On May 15th 1948 a certain national myth became a reality. Though Jews weren’t the only landless people to walk the earth at the time, it was an exceedingly rare occurrence for the remains of an ossified nation to rise anew, grow flesh and assume its place – after a 2,000-year absence – among the family of nations.
Yet this is the story of modern Israel. What was once little more than a hushed whisper heard inside ghetto walls across Europe had become the foundation for Jewish liberty; what was once the last desperate grasp at consolation while on the way to death at the hands of Torquemada’s inquisitors or Hitler’s henchmen had become a documented fact.
Never again would the most persecuted people in the annals of human history have to outsource their destiny to the goodwill of others.
Many a scholar has contended that the Holocaust taught us the need to learn and then internalize tolerance by one towards all. This grand noble sentiment however misses a finer yet altogether more pertinent point: the need for Jewish power to manage the Jewish people’s own affairs.
Too many times at too high a cost were our ancestors on the brutal receiving end of history.
Since 1948 many a good historian has asserted that the rebirth of Israel is a natural outcome of the horrors inflicted upon the Jewish people in Europe. After all, how many people were banging on the gates to Palestine before 1933? Little more than a handful of utopian Eastern European dreamers, in fact.
Yet, such analysis, while superficially appealing, is internally inconsistent. How could have the physical eradication of over 6,000,000 men, women and children – not to mention the deep and wide trauma sustained by the survivors of the Final Solution – be construed as a catalyst for statehood?
While the litany of cruelty that the Jews have endured and witnessed over the last twenty centuries is undeniably unique in its sustained ferocity, the manner in which Israel became a state is not. The midwives who bring free nations into the world are and have always been violence and death.
In Israel’s case, it is estimated that 2,000 people were killed and 4,000 wounded between December 1947 and March 1948 alone. The transformation of Ezekiel’s vision of dry bones into the Start Up Nation we are blessed to live in today has come with a terribly high price tag: close to 24,000 soldiers and police officers have given their lives in the ongoing fight for the right to exist.
No, Israel wasn’t a gift given to the Jews by the guilt-ridden but rather the triumph of indomitable Jewish will.
Beginning yesterday evening Israel embarked on its annual commemoration of those men and women on whose broad shoulders we stand today. And what breathtaking vistas have they bequeathed unto their progeny to gaze out upon: the pale-pink bricks of the Western Wall as they reflect the light of a glorious Jerusalem sunset; the majestic rolling dunes of the Negev Desert; the awe inspiring mountain peaks that pierce the sky over the Golan Heights.
The questions weighing heavy today on the hearts and minds of many Israelis are: How do we honor?

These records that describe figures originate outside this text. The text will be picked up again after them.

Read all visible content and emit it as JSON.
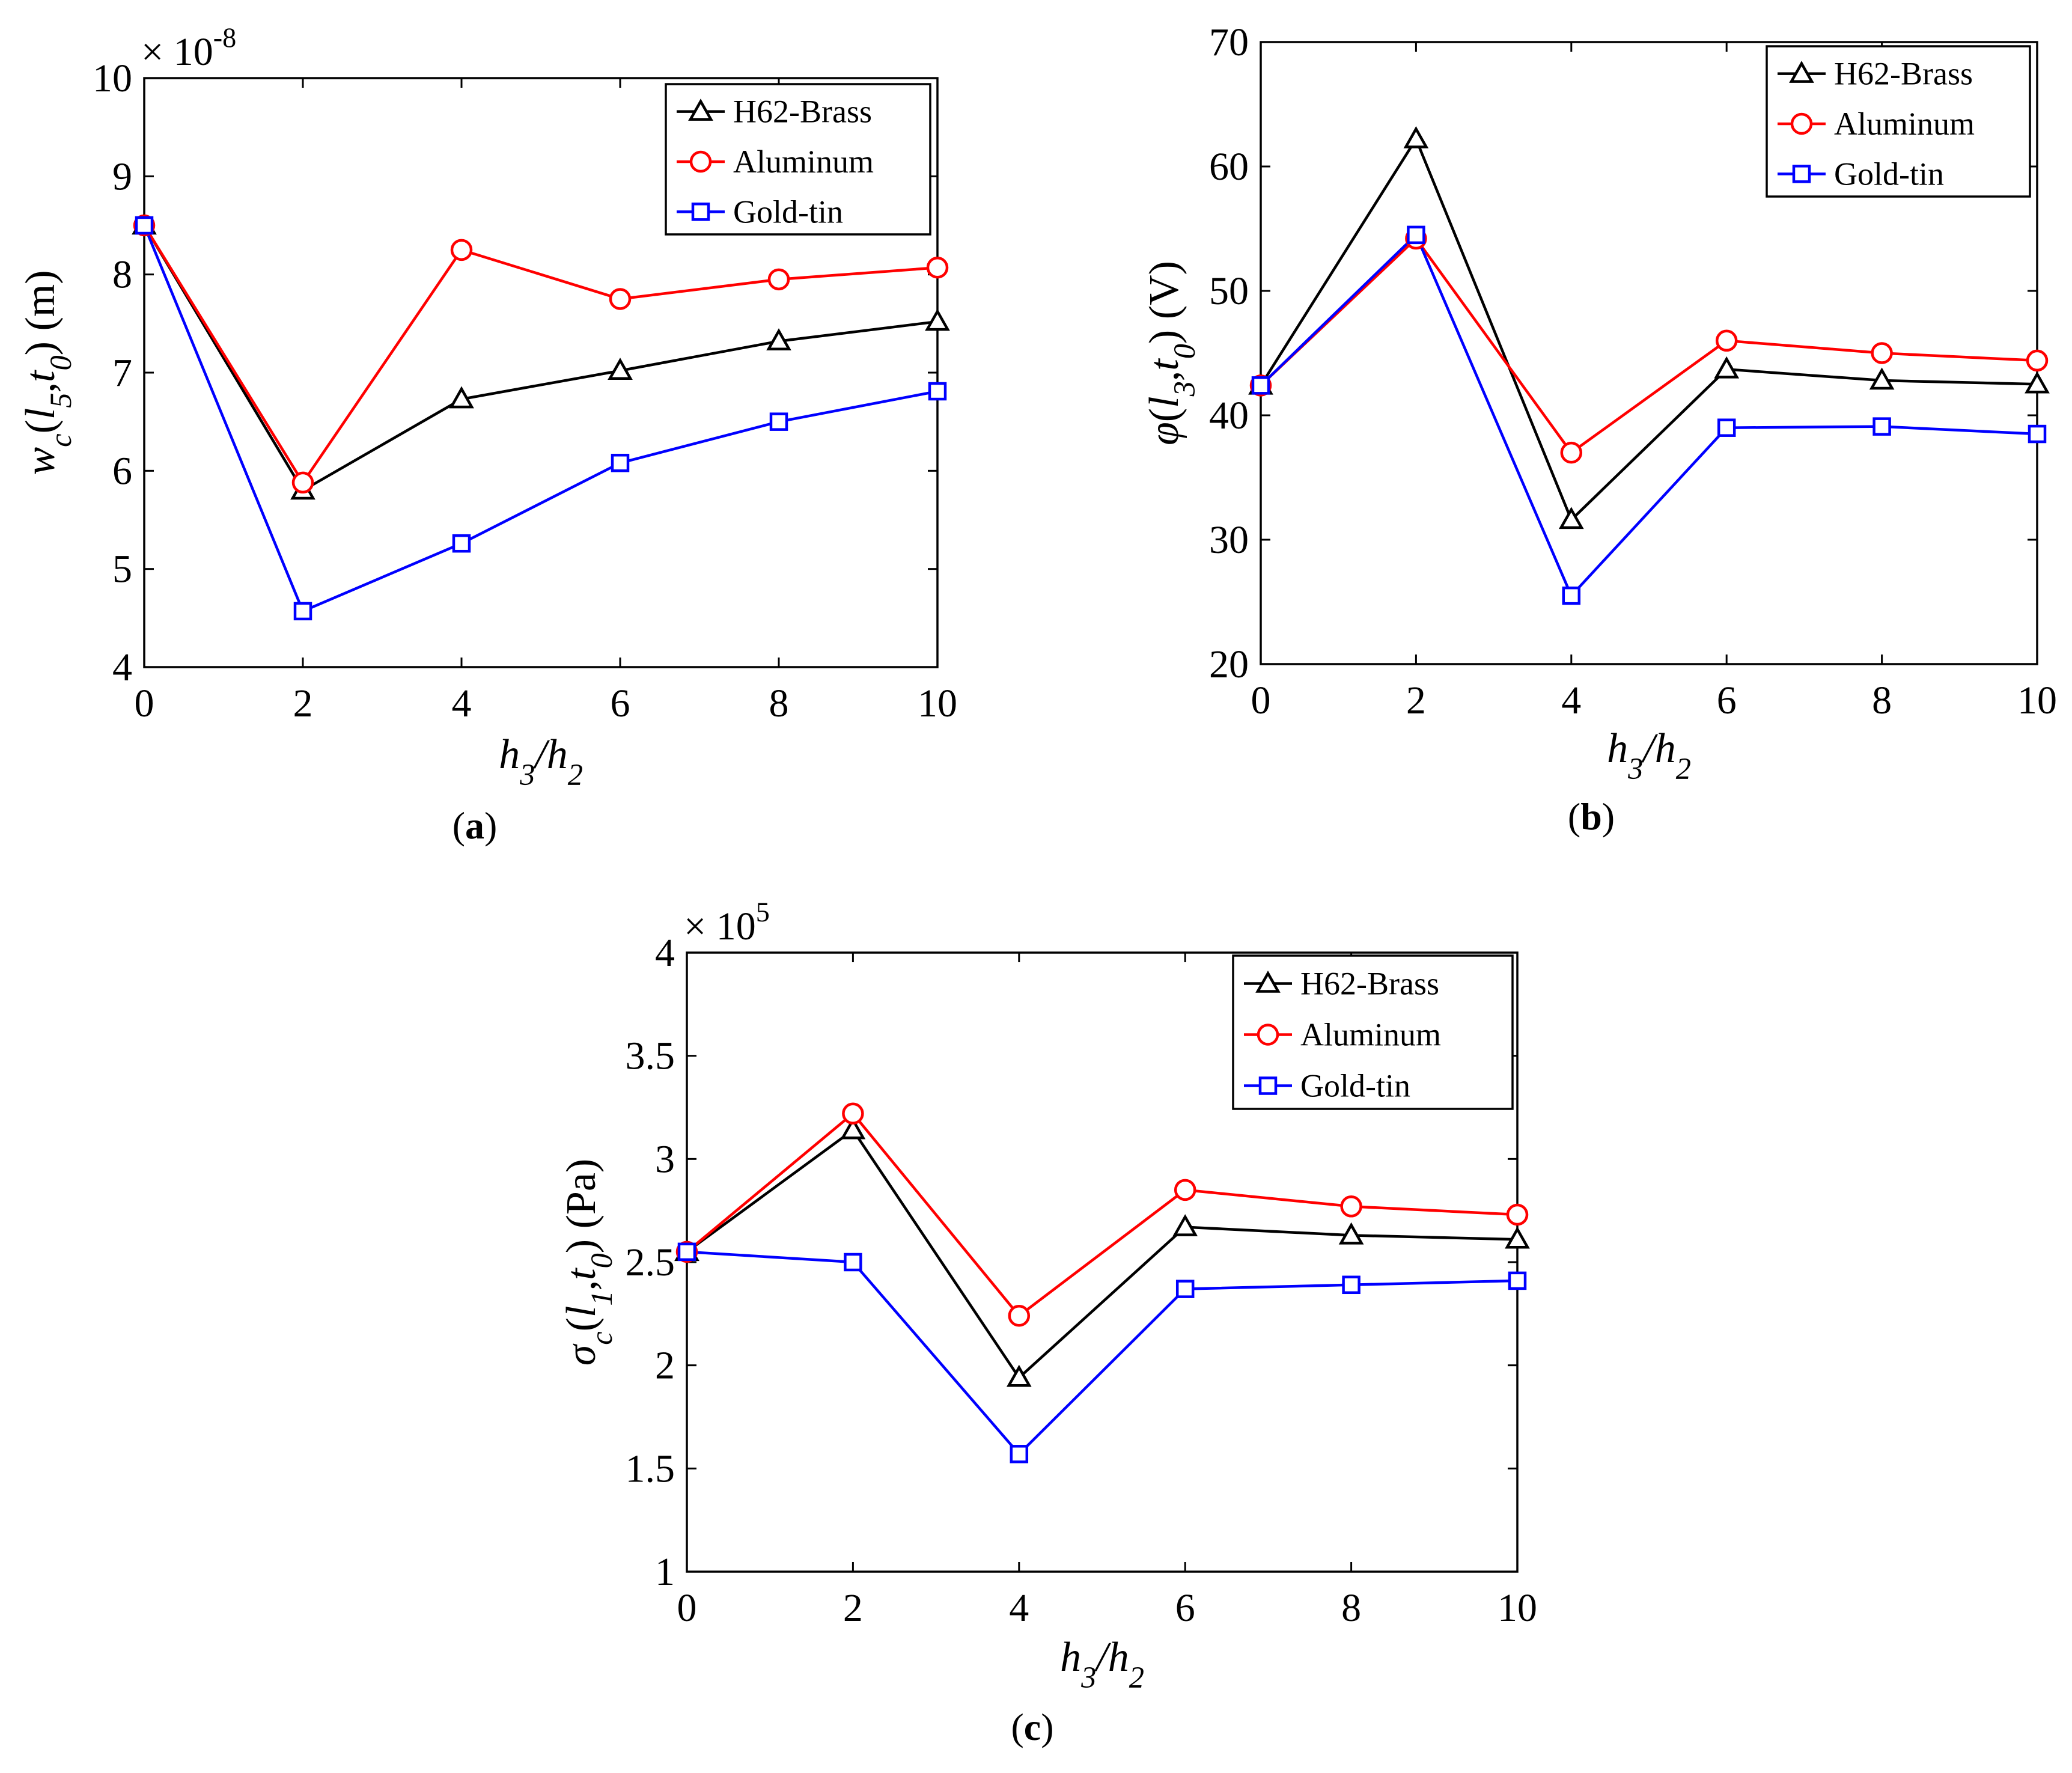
{
  "figure": {
    "chart_data": [
      {
        "type": "line",
        "panel": "a",
        "caption_label": "a",
        "xlabel": "h3/h2",
        "ylabel": "wc(l5,t0) (m)",
        "y_multiplier": "× 10",
        "y_multiplier_exp": "-8",
        "x": [
          0,
          2,
          4,
          6,
          8,
          10
        ],
        "xlim": [
          0,
          10
        ],
        "ylim": [
          4,
          10
        ],
        "xticks": [
          0,
          2,
          4,
          6,
          8,
          10
        ],
        "yticks": [
          4,
          5,
          6,
          7,
          8,
          9,
          10
        ],
        "legend_position": "top-right",
        "series": [
          {
            "name": "H62-Brass",
            "color": "#000000",
            "marker": "triangle",
            "values": [
              8.5,
              5.8,
              6.73,
              7.02,
              7.32,
              7.52
            ]
          },
          {
            "name": "Aluminum",
            "color": "#ff0000",
            "marker": "circle",
            "values": [
              8.5,
              5.88,
              8.25,
              7.75,
              7.95,
              8.07
            ]
          },
          {
            "name": "Gold-tin",
            "color": "#0000ff",
            "marker": "square",
            "values": [
              8.5,
              4.57,
              5.26,
              6.08,
              6.5,
              6.81
            ]
          }
        ]
      },
      {
        "type": "line",
        "panel": "b",
        "caption_label": "b",
        "xlabel": "h3/h2",
        "ylabel": "φ(l3,t0) (V)",
        "x": [
          0,
          2,
          4,
          6,
          8,
          10
        ],
        "xlim": [
          0,
          10
        ],
        "ylim": [
          20,
          70
        ],
        "xticks": [
          0,
          2,
          4,
          6,
          8,
          10
        ],
        "yticks": [
          20,
          30,
          40,
          50,
          60,
          70
        ],
        "legend_position": "top-right",
        "series": [
          {
            "name": "H62-Brass",
            "color": "#000000",
            "marker": "triangle",
            "values": [
              42.4,
              62.2,
              31.6,
              43.7,
              42.8,
              42.5
            ]
          },
          {
            "name": "Aluminum",
            "color": "#ff0000",
            "marker": "circle",
            "values": [
              42.4,
              54.2,
              37.0,
              46.0,
              45.0,
              44.4
            ]
          },
          {
            "name": "Gold-tin",
            "color": "#0000ff",
            "marker": "square",
            "values": [
              42.4,
              54.5,
              25.5,
              39.0,
              39.1,
              38.5
            ]
          }
        ]
      },
      {
        "type": "line",
        "panel": "c",
        "caption_label": "c",
        "xlabel": "h3/h2",
        "ylabel": "σc(l1,t0) (Pa)",
        "y_multiplier": "× 10",
        "y_multiplier_exp": "5",
        "x": [
          0,
          2,
          4,
          6,
          8,
          10
        ],
        "xlim": [
          0,
          10
        ],
        "ylim": [
          1,
          4
        ],
        "xticks": [
          0,
          2,
          4,
          6,
          8,
          10
        ],
        "yticks": [
          1,
          1.5,
          2,
          2.5,
          3,
          3.5,
          4
        ],
        "legend_position": "top-right",
        "series": [
          {
            "name": "H62-Brass",
            "color": "#000000",
            "marker": "triangle",
            "values": [
              2.55,
              3.14,
              1.94,
              2.67,
              2.63,
              2.61
            ]
          },
          {
            "name": "Aluminum",
            "color": "#ff0000",
            "marker": "circle",
            "values": [
              2.55,
              3.22,
              2.24,
              2.85,
              2.77,
              2.73
            ]
          },
          {
            "name": "Gold-tin",
            "color": "#0000ff",
            "marker": "square",
            "values": [
              2.55,
              2.5,
              1.57,
              2.37,
              2.39,
              2.41
            ]
          }
        ]
      }
    ]
  }
}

Have we done enough? Are we in danger of forgetting the sacrifices of those who gave their lives so Israel might live?
As such, we seek to consecrate. But in a larger sense the work of sanctification has already been done and there is little that we can say or do that can add any measure of significance to the brave deeds of those who turned Israel from a forbidden idea into a glorious living testament to the noble cause of Jewish statehood.
For us the living there remains the unfinished work of making our good Israeli society great; fervently wishing for peace while staying vigilant against those who seek to destroy.
By thus dedicating ourselves do we pay homage.